Tapi analoginya bagus, memang masalah warna yg dimaksudkan dalam Weda masih mjadi hal yg fenomenal yg selalu dikonversi menjadi “kasta” ala org Bali. Sehingga muncul kesan dimasyarakat umum bahwa Hindu telah membuat aturan pengkotakan untuk pemeluknya..
yg pada akhirnya mansyarakat umum akan teerdoktrin untuk TIDAK mau masuk Hindu..
kalo boleh sy sarankan pada logo buku ini, baiknya tidak menempatkan “Kaki” pada simbol “Aum” bukankah itu Syimbol suci??
semoga kedepannya akan mncul banyak lagi buku2 Hindu yg Kritis, dan lebih Universal, yg mana selama ini juga sangat sulit saya temukan buku2 Hindu diluar bali, bahkan di toko2 buku yg terkemuka. Hmm mngkinkah ada kesengajaan?? atau kekurangan penulis??
by the way..
malah buku2 yg menjatuhkan Hindu itu pernah sy tmukan di Gramedia. Judulnya klo dak salah ttg Seorg nabi yg konon ada di kitab agama2 org kafir. siditu ada bbrpa simbol agama, termasuk simbol “AMUM” pada sampulnya, ironis sekali bro..
Thanks bro..
Mengenai gambar sampul buku tersebut dan penempatan simbol Om Kara sebenarnya tidak ada maksud merendahkan simbol suci Om.
Gambar patung yang duduk di atas kepala tersebut adalah gambar patung yang sangat terkenal di dunia, yaitu patung “Thinking”. Adapun gambar kepala di bawahnya yang terbelah dan di dalamnya terdapat simbol Om Kara menggambarkan psikologi orang tersebut yang masih menganut Hindu. Tetapi di satu sisi dengan simbol patung “Thinking” yang meletakkan simbol suci Om Kara di bawah menggambarkan bahwa secara psikologi orang itu ingin meletakkan kehinduannya. Dengan kata lain, orang itu bersiap meninggalkan Hindu.
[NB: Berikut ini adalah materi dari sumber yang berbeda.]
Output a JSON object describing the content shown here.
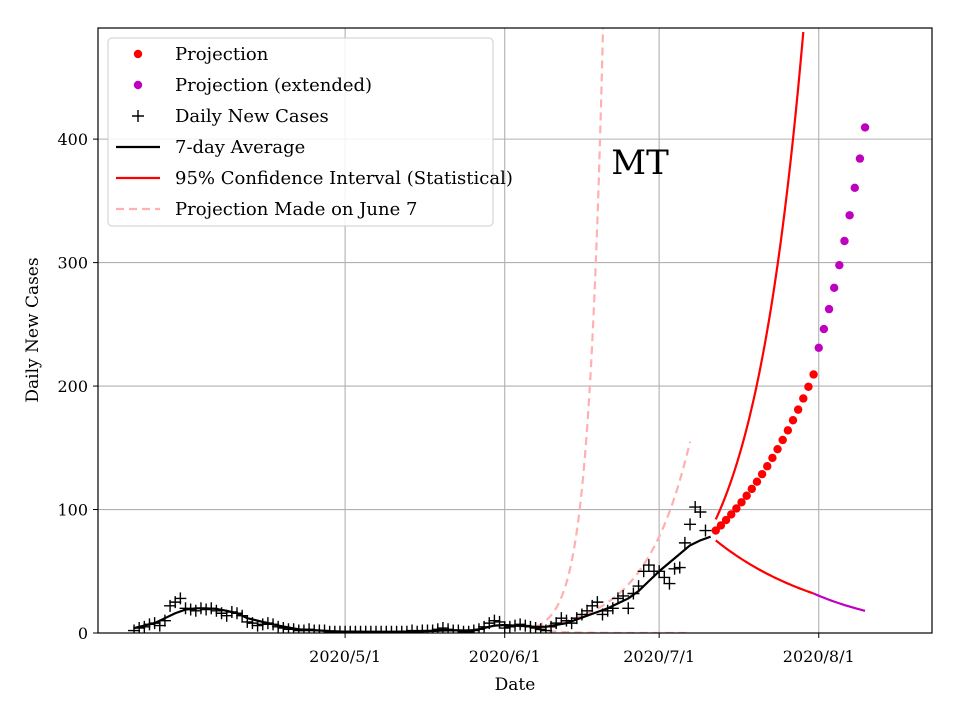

Alasan penggunaan gambar seperti ini adalah karena dalam buku ini fenomena yang diangkat adalah berkisar masalah psikologi orang Hindu yang selama ini malah mendorong mereka untuk meninggalkan Hindu ketimbang mempertahankannya. Dan lewat buku ini, penulis pertama-tama akan memaparkan bagaimana sikap-sikap orang Hindu yang malah mengkerdilkan Hindu itu sendiri dan “memaksa” generasi muda meletakkan kehinduannya. Baru selanjutnya dibahas kiat-kiat agar orang Hindu merubah psikologinya sehingga memunculkan kebanggaan pada Hindu sehingga Hindu tetap ajeg..
Kurang lebih demikian teman-teman
Salam,-
dimana saya bisa beli bukunya bos?
kalau bisa beli secara online saya akan pesan online
terus terang bos ko kayaknya buku buku iscon dijual secara underground
yang saya lihat cuma Bhagawad Githa karya prabhupada yang ada di gramedia DENPASAR bahkan di Toko buku yang khusus menjual buku hindu seperti penerbit paramita di Denpasar 3 minggu yang lalu saya ke sana sama sekali tidak ada buku2 iscon.
pernah seorang hare krishna menawarkan saya buku buku iscon pas saya duduk di depan rumah lagi bengong
wah jujur saja saya merasa iba orang ini berjalan kaki, cuaca panas terik,dan saya yakin dia berjalan dari jarak yang lumayan jauh
kebetulan saat itu saya masih bekerja sebagai seorang pencari kerja alias pengangguran saya tidak punya uang untuk membeli Bhagawad githa yang tebal yang harganya lebih dari seratus ribu
sedangkan buku2 yang kecil yang harganya lebih murah saya sudah punya karena dulu ada seorang teman yang memberikan kepada saya
selain itu saya juga pernah melihat warung vegetarian yang menawarkan buku iscon sedangkan yang belanja ke warung itu saya lihat hanya orang2 iscon
wah kalau begini caranya siapa yang mau membeli buku2 iscon yang berkualitas?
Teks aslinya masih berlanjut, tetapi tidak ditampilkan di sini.